Cépage
Notes de dégustation
Robe : Rouge rubis intense.
Nez : Arômes de fruits rouges (griotte) associés à des notes toastées/grillées.
Bouche : Savoureuse, fruitée et épicée avec des tanins de belle maturité. La finale est ronde et fruitée.
Accords mets et vins
A déguster sur des viandes rôties, grillées ou en sauce, un gibier pas trop fort ou un beau plateau de fromages.
Service
Servir idéalement à une température située entre 16 et 17°C.
Potentiel de garde
Ce beau Bourgogne se conservera aisément de 5 à 8 ans en cave, dans de bonnes conditions.
Origine
Mercurey est une appellation communale située au nord de la Côte Chalonnaise. Elle comprend 32 Climats classés en Premiers Crus et s’étend sur 650 hectares dont 545 hectares en rouge (165 ha en 1ers crus).

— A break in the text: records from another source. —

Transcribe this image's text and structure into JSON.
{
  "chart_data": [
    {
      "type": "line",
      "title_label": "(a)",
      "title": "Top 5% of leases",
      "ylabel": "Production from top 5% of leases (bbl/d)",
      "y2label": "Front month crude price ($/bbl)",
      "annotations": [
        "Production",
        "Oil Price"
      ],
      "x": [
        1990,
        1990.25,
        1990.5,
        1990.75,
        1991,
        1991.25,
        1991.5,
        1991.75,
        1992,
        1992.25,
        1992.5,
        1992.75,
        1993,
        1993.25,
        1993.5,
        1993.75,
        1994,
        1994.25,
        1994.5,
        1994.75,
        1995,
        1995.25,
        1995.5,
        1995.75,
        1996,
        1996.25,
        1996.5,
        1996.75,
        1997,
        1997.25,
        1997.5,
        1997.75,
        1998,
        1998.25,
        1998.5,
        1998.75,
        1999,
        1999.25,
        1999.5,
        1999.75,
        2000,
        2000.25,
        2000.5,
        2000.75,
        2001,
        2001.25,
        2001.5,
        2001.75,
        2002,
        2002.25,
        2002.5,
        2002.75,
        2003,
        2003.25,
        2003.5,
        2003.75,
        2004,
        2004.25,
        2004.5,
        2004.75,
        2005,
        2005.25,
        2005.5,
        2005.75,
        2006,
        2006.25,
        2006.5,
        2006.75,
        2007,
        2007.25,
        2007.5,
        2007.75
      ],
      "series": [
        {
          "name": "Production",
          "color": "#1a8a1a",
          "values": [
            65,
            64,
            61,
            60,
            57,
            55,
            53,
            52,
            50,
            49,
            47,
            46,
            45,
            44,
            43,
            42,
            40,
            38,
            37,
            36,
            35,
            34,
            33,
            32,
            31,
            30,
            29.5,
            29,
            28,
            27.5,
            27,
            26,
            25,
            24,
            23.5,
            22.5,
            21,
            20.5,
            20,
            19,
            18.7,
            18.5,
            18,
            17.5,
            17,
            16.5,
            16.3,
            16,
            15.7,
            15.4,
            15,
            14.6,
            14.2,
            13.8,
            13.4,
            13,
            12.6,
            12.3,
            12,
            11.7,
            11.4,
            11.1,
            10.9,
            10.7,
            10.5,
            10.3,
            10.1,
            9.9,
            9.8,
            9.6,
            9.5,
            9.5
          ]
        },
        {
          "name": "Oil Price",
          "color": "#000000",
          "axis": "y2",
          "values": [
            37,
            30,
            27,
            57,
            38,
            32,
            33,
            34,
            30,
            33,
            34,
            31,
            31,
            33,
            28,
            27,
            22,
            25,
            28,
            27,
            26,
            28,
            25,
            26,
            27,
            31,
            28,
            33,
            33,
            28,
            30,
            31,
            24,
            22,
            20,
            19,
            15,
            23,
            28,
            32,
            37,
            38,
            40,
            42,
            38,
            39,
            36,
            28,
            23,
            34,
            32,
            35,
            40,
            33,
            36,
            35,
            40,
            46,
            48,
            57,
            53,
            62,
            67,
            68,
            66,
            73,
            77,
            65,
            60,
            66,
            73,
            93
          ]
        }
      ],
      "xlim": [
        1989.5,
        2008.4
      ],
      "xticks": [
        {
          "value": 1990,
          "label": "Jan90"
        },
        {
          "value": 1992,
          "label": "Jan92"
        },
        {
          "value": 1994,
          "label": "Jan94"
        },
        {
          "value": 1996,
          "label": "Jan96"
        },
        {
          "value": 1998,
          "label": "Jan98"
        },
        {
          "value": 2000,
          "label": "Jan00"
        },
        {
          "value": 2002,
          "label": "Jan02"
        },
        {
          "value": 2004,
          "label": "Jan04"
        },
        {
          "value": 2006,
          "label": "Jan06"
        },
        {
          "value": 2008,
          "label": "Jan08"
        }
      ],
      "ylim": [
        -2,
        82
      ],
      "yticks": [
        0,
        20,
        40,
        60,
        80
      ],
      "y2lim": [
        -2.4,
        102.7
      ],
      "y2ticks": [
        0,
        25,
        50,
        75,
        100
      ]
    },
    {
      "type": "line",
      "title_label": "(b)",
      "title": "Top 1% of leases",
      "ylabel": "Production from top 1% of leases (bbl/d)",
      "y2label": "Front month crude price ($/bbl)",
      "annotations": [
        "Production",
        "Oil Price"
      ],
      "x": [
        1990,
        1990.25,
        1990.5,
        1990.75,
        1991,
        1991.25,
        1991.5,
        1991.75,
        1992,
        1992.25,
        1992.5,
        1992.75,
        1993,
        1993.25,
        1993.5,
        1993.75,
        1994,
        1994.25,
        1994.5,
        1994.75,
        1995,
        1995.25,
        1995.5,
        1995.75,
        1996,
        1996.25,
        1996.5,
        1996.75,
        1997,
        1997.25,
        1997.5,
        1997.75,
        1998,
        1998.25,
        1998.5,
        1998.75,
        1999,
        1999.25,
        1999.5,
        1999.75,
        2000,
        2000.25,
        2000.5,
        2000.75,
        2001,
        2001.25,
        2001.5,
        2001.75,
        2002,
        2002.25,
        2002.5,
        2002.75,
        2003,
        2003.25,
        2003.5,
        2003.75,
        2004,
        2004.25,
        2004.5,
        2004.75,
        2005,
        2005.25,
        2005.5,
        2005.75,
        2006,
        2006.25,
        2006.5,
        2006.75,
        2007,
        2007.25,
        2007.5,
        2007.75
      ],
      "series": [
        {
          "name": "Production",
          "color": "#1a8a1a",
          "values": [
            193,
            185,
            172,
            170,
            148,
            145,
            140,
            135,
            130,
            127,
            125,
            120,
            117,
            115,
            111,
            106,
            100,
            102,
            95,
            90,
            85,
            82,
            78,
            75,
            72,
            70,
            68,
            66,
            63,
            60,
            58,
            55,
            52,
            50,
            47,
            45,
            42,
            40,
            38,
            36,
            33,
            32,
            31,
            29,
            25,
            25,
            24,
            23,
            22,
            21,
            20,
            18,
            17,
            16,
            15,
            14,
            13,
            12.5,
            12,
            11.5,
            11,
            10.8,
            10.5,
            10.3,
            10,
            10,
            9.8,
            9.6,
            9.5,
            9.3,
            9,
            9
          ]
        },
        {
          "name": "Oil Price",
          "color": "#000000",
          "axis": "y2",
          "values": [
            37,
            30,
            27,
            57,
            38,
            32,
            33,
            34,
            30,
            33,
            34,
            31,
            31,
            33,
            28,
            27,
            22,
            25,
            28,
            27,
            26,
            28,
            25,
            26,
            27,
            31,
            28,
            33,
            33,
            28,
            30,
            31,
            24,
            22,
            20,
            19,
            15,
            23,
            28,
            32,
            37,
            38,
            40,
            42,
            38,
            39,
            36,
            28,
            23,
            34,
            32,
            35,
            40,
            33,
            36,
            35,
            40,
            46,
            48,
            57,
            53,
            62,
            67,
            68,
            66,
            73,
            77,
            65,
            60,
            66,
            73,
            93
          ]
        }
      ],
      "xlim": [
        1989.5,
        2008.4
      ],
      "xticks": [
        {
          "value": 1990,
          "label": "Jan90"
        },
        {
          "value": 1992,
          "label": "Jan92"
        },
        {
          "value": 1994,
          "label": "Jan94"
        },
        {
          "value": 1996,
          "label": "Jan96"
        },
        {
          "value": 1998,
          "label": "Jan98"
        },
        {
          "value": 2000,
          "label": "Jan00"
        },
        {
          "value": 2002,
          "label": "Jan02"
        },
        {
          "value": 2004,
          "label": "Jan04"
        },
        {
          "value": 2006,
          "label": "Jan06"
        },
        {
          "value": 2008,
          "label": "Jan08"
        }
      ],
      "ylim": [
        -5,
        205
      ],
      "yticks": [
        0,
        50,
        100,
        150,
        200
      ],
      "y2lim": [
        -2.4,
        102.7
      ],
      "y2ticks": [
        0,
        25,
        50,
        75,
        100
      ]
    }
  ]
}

Berceau de la Bourgogne viticole, Mercurey est l'un des plus anciens terroirs ayant toujours bénéficié d'une excellente réputation. Le village doit son nom aux Romains qui, lors de l'occupation de la région, ont construit un temple en hommage à Mercure, Dieu du commerce et des finances.
Les vignes se situent entre 230 et 320 mètres d’altitude. Elles s’étendent sur les marnes et les terrains marno-calcaires de l’oxfordien. A l’est, calcaires et marnes. A l’ouest, une structure jurassique et un socle cristallin recouvert de grès. Toute une partie du vignoble appartient au bathonien. Sur ces terres blanches et calcaires, ou rouges et argileuses, la vigne trouve de chaleureuses affinités.
Vinification et élevage
Les raisins de Pinot Noir sont vendangés à la main, triés à l'arrivée au chai et égrappés à 100% avant 18 à 20 jours de macération et de fermentation en cuves bois sous contrôle des températures et avec pigeage deux fois par jour selon la tradition bourguignonne. La fermentation malolactique est réalisée à 100% et suivie d'un élevage et d'un vieillissement en fûts de chêne (dont 20%) pendant environ 12 mois.
Millésime : 2024
L'année 2024 en Bourgogne a été marquée par des conditions climatiques extrêmes, avec un excès de pluviométrie et un déficit d'ensoleillement significatif. Ces facteurs ont favorisé une forte pression des maladies, notamment le mildiou, compliquant le travail des vignerons. Les épisodes de gel et de grêle ont également causé des dégâts importants, particulièrement dans des régions comme Chablis et l'Auxerrois.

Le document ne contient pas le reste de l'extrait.